Love? What about love?
“1+1: Dickens, Lawrence and Hemingway on Human Connection, Sex, and the Experience of Significance in Industrial Society”
-- Cumbersome enough for you? I was just going to call it “Industrial Sex,” but then
realized that would be the title Joe put in my evaluation. Thought better of it.
“Nature Ne’er Deserts the Wise and Pure…or the Repentant”
-- Quoting an unrelated poem by Coleridge to title a paper on Dante is totally
legitimate.
“Rare Egyptian!: Regal Self and Statehood in Dramas of the Renaissance and Restoration”
-- Fancy, intelligent-sounding title. Awful paper.
“Lost Petrarchan Poem Uncovered in Vatican Library!”
-- Title for an academic paper, headline… same difference. Contains my imitation
Petrarchian sestina. Notable for forcing me to realize that I am not Petrarch. It could
have been worse. I could have been Meaghan and facing the fact that I was not
Shakespeare.
“A Vanishing Narrator and Fictitious Publishers: A Fitting End to The Captain’s Daughter”
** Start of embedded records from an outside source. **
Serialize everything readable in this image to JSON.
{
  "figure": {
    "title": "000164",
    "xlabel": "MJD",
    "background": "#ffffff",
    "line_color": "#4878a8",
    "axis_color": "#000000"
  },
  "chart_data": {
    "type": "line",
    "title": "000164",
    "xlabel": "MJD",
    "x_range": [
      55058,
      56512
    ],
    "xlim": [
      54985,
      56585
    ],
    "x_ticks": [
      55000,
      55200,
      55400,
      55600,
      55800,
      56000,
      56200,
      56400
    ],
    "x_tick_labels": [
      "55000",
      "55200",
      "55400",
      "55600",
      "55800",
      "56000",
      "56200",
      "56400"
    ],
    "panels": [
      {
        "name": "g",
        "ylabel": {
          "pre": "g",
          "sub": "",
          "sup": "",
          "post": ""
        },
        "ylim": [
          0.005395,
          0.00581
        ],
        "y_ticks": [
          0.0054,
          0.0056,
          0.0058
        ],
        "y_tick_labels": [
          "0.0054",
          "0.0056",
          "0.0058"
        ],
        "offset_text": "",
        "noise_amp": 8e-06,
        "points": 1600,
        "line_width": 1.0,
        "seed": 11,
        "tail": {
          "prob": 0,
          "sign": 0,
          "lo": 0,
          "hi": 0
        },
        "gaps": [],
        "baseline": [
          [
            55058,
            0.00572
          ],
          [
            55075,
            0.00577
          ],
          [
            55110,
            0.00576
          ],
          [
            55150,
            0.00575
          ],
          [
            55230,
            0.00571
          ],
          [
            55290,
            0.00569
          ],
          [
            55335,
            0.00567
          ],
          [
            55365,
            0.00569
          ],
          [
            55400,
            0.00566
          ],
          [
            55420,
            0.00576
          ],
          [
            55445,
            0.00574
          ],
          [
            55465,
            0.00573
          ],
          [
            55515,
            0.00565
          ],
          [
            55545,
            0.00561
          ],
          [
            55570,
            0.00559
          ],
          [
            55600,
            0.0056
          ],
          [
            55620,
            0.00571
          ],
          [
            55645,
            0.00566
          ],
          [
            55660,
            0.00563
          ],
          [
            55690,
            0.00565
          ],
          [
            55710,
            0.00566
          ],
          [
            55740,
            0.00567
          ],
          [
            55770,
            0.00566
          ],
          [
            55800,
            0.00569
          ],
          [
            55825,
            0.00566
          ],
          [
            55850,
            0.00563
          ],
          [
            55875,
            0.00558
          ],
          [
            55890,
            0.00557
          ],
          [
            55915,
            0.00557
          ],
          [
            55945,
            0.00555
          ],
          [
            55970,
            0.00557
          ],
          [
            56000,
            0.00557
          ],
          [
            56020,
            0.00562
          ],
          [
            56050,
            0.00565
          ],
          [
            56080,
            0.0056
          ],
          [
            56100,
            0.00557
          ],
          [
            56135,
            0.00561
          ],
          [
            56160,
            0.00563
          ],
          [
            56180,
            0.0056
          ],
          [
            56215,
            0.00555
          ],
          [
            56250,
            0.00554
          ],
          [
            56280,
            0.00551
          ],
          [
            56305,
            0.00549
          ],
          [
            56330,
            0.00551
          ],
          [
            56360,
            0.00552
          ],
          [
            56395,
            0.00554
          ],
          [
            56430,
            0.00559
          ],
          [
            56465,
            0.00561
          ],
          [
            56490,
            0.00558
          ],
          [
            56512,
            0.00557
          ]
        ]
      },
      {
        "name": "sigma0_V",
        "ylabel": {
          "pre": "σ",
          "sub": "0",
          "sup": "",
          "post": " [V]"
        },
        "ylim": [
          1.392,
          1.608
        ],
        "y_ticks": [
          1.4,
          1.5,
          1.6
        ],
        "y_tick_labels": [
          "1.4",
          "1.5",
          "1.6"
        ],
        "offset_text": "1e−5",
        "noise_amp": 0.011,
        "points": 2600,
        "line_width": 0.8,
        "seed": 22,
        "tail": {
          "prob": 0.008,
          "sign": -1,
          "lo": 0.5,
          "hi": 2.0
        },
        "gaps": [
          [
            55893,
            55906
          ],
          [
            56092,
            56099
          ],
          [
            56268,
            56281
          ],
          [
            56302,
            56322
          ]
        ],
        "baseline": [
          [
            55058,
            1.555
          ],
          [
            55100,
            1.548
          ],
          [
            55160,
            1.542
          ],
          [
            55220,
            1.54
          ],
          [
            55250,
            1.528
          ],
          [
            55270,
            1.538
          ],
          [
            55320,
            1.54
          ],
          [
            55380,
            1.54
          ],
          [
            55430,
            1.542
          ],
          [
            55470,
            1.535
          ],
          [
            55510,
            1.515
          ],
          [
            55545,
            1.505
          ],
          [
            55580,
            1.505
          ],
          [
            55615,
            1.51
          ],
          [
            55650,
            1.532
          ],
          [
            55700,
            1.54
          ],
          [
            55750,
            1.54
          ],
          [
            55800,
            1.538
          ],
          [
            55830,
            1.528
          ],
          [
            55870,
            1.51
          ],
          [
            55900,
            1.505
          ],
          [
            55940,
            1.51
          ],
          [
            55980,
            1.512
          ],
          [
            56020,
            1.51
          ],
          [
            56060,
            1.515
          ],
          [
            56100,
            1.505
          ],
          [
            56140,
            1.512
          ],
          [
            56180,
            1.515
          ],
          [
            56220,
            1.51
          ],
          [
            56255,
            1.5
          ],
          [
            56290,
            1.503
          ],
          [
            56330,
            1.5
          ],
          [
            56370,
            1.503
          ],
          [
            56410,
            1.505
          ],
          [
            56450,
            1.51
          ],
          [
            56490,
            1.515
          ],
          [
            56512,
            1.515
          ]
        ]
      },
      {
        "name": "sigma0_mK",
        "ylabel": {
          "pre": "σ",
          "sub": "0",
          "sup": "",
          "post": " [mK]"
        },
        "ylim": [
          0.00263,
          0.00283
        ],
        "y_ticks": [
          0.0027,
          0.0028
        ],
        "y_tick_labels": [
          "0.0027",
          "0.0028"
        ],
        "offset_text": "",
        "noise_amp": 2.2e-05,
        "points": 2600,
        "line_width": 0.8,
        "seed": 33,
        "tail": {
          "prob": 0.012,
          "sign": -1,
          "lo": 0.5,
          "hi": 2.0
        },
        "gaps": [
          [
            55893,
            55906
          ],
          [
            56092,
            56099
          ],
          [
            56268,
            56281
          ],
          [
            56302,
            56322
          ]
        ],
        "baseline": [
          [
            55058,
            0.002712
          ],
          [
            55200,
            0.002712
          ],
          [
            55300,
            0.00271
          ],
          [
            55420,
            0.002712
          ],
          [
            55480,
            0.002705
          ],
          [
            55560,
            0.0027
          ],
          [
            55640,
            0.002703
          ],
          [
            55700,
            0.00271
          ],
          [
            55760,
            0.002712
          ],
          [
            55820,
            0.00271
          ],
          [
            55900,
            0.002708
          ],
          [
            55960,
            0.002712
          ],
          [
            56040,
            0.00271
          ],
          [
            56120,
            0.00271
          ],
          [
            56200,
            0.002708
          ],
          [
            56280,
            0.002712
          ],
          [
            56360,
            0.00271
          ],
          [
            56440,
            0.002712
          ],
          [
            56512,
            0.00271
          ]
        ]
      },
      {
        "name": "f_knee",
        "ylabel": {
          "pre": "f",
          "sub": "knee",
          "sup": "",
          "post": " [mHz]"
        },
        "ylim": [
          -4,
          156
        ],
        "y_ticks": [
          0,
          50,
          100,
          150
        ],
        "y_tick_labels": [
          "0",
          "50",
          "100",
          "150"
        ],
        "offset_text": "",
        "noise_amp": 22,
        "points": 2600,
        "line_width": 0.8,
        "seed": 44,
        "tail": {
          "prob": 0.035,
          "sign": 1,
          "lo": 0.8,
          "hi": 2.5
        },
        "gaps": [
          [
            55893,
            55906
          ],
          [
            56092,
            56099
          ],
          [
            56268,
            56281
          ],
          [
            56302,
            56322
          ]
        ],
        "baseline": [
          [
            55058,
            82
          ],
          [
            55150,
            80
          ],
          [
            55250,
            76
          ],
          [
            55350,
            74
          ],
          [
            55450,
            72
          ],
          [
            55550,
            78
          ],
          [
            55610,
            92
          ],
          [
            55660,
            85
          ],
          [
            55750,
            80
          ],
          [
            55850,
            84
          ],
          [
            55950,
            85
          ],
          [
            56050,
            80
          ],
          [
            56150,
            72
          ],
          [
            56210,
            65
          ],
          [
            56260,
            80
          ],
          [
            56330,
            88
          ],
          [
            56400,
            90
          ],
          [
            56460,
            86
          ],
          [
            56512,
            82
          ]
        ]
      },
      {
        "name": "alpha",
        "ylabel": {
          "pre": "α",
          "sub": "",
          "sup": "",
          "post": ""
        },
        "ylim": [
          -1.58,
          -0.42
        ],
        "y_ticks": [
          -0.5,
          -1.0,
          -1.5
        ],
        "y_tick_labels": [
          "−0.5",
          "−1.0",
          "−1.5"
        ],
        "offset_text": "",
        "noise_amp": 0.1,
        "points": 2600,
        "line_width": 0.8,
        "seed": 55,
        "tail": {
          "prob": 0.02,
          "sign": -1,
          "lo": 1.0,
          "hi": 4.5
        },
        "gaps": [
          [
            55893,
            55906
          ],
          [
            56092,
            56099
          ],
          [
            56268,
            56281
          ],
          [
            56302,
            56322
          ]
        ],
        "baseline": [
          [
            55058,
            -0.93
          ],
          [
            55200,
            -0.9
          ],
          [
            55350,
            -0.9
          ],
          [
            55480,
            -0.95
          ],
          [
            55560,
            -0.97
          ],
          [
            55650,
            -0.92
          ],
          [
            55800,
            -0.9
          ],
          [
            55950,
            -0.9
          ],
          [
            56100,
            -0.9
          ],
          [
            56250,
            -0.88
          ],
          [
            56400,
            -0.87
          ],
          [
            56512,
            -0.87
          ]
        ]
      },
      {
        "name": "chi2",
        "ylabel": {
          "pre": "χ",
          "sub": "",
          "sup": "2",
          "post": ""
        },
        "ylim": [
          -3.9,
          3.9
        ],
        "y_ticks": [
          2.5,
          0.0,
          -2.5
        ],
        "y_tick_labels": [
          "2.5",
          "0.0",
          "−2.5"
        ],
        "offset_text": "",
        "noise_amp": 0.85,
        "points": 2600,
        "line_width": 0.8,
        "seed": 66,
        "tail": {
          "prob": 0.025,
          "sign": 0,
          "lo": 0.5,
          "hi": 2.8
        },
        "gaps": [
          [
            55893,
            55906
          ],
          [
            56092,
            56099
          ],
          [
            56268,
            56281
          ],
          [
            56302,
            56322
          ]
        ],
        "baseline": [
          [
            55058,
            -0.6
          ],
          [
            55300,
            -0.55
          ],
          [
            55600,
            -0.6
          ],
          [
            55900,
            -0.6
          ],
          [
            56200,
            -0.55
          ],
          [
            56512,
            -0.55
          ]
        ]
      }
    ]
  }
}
-- My paper on Pushkin’s historical fiction. Schlegel’s quote, “The historian is a
prophet facing backwards,” intrigued me (did I mention the process of
studying/writing/interpreting history among my obsessions?). I tried to use the quote to
read Pushkin, taking a final passage, written as though by the book’s publishers, and
tracing its statements backwards into the body of the work. Besides being here because
it’s an awful title and deserves mocking, I am sorry I never quite worked my thoughts out
about the historian. This is the trouble with most of my literature papers: reading
them, I can feel myself overreaching, straining to come to conclusions too complex and
sophisticated for my young brain.
“哦加拿大!” (translation)
-- That’s, umm, “Oh, Canada!” …If you were stuck on a train for 30 hours with a friend,
you just might come up with a similar activity to pass the time. I’ll tell you all the
story sometime. It’s better bilingual, but, among my acquaintance, there’s rather a
limited audience for Chinese-English storytelling. All of you – get to work studying
Chinese! It’s an awesome language. Really. Go! Study!
“辣椒”
-- Poem about hot-sauce, written in couplets and as close an approximation of
trochaic tetrameter as I could accomplish in Chinese. (missing the last unstressed
syllable on each foot – I could label it headless iambic tetrameter, but I like
considering most the two-syllable words together as a foot. Is that allowed?) …All the
cool kids were doing it.
I hope you enjoyed the jaunt down memory lane. I should compile my paper titles; it would provide an interesting picture of my college career. For myself, of course. I wouldn’t subject you all to that. Or I could amuse myself with a recap of semesters in terms of their papers…and webboard posts. I think fall 2004 (and maybe even spring 2005) would just say: “Webboard! GAH.”